Her expression must have given away her intent, because the man did not even try to go for any kind of act, his smile only widening slightly, his shimmering bismuth eyes locked to hers as their auras started clashing.

“This… this is a most unexpected turn of events,” he said, his thin and expressive features quite the contrast to the mask of steel that was River’s. “Whatever could the sole little child of the late grand elder White suddenly be doing here? If it is some kind of vengeance that you are after, your efforts are quite misdirected, I’m afraid.”

Something in his smile grated on River, something she wasn’t quite able to put her finger upon. But she would have plenty of time to find out. “You have things to tell me.
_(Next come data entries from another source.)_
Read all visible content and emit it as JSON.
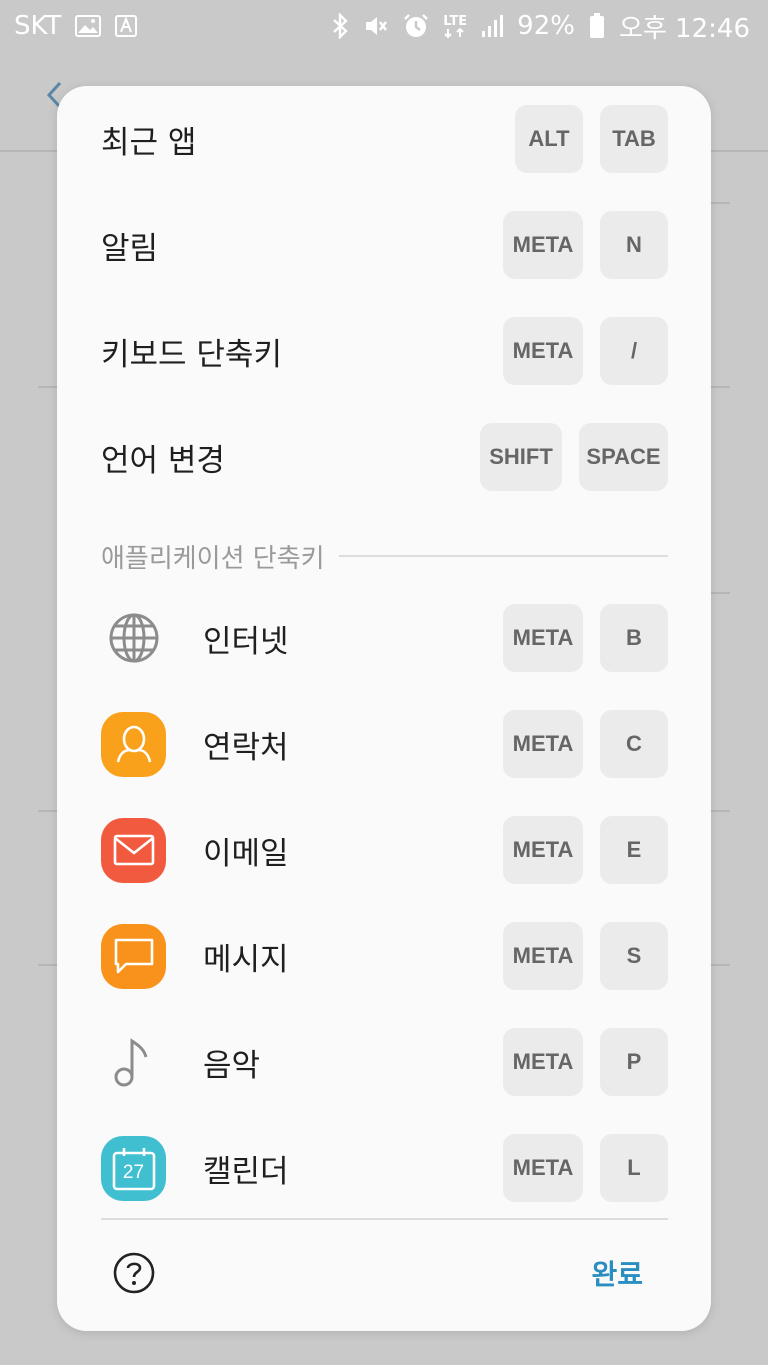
{
  "status_bar": {
    "carrier": "SKT",
    "network": "LTE",
    "battery": "92%",
    "time": "오후 12:46",
    "icons": [
      "image-icon",
      "a-badge-icon",
      "bluetooth-icon",
      "mute-icon",
      "alarm-icon",
      "lte-icon",
      "signal-icon",
      "battery-icon"
    ]
  },
  "dialog": {
    "system_shortcuts": [
      {
        "label": "최근 앱",
        "keys": [
          "ALT",
          "TAB"
        ]
      },
      {
        "label": "알림",
        "keys": [
          "META",
          "N"
        ]
      },
      {
        "label": "키보드 단축키",
        "keys": [
          "META",
          "/"
        ]
      },
      {
        "label": "언어 변경",
        "keys": [
          "SHIFT",
          "SPACE"
        ]
      }
    ],
    "app_section_title": "애플리케이션 단축키",
    "app_shortcuts": [
      {
        "label": "인터넷",
        "icon": "globe-icon",
        "keys": [
          "META",
          "B"
        ]
      },
      {
        "label": "연락처",
        "icon": "contacts-icon",
        "icon_color": "#f9a11b",
        "keys": [
          "META",
          "C"
        ]
      },
      {
        "label": "이메일",
        "icon": "email-icon",
        "icon_color": "#f25a3f",
        "keys": [
          "META",
          "E"
        ]
      },
      {
        "label": "메시지",
        "icon": "message-icon",
        "icon_color": "#f8921a",
        "keys": [
          "META",
          "S"
        ]
      },
      {
        "label": "음악",
        "icon": "music-note-icon",
        "keys": [
          "META",
          "P"
        ]
      },
      {
        "label": "캘린더",
        "icon": "calendar-icon",
        "icon_color": "#3fbfd0",
        "calendar_day": "27",
        "keys": [
          "META",
          "L"
        ]
      }
    ],
    "done_label": "완료"
  },
  "colors": {
    "accent": "#2a8fc0",
    "dialog_bg": "#fafafa",
    "key_bg": "#ebebeb"
  }
}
A conversation we will have at length.”

River had already started forward, chains starting to trail after her.

“The only thing I will tell you is ‘farewell’, as I will soon have left this place,” the man retorted, still smiling as he threw what River assumed to be the token linked to the tracking stone into one corner of the room, the device having served its purpose. “Answers will not be forthcoming at any time or place down the path you are currently walking. Only pain and death.”

As he finished, River had already activated her dashing power, the world seeming to slow down as she was suddenly in front of the man in the blink of an eye, a pair of extended fingers already aiming for his throat as her chains closed in from all directions, crackling with the power bestowed upon her by Pain.

However, she was forced to abort the attack as her expanded vision revealed another form winking into existence at her side, a barely visible sword already arcing down in a downward slice aimed at her outstretched arms. River’s chains shot forwards even faster, their trajectory changed to strike the wall behind her foe and push, sending her flying backwards to avoid the strike even as another length of chain was conjured into her hands and swung in a sweeping arc towards both copies of her target currently visible. It had been obvious that one of them was an illusion, but there had not been enough time for River to determine which. And with essence powers, what was real and what was not tended to not always be a relevant question.

The image which River had originally targeted was shattered as her chain passed through, but the swung length of jagged links was deflected by a swipe from the second. She tried to redirect her chains to wrap itself around the weapon, but it was as if contact with the strange weapon made her conjured chain behave odd and less responsive.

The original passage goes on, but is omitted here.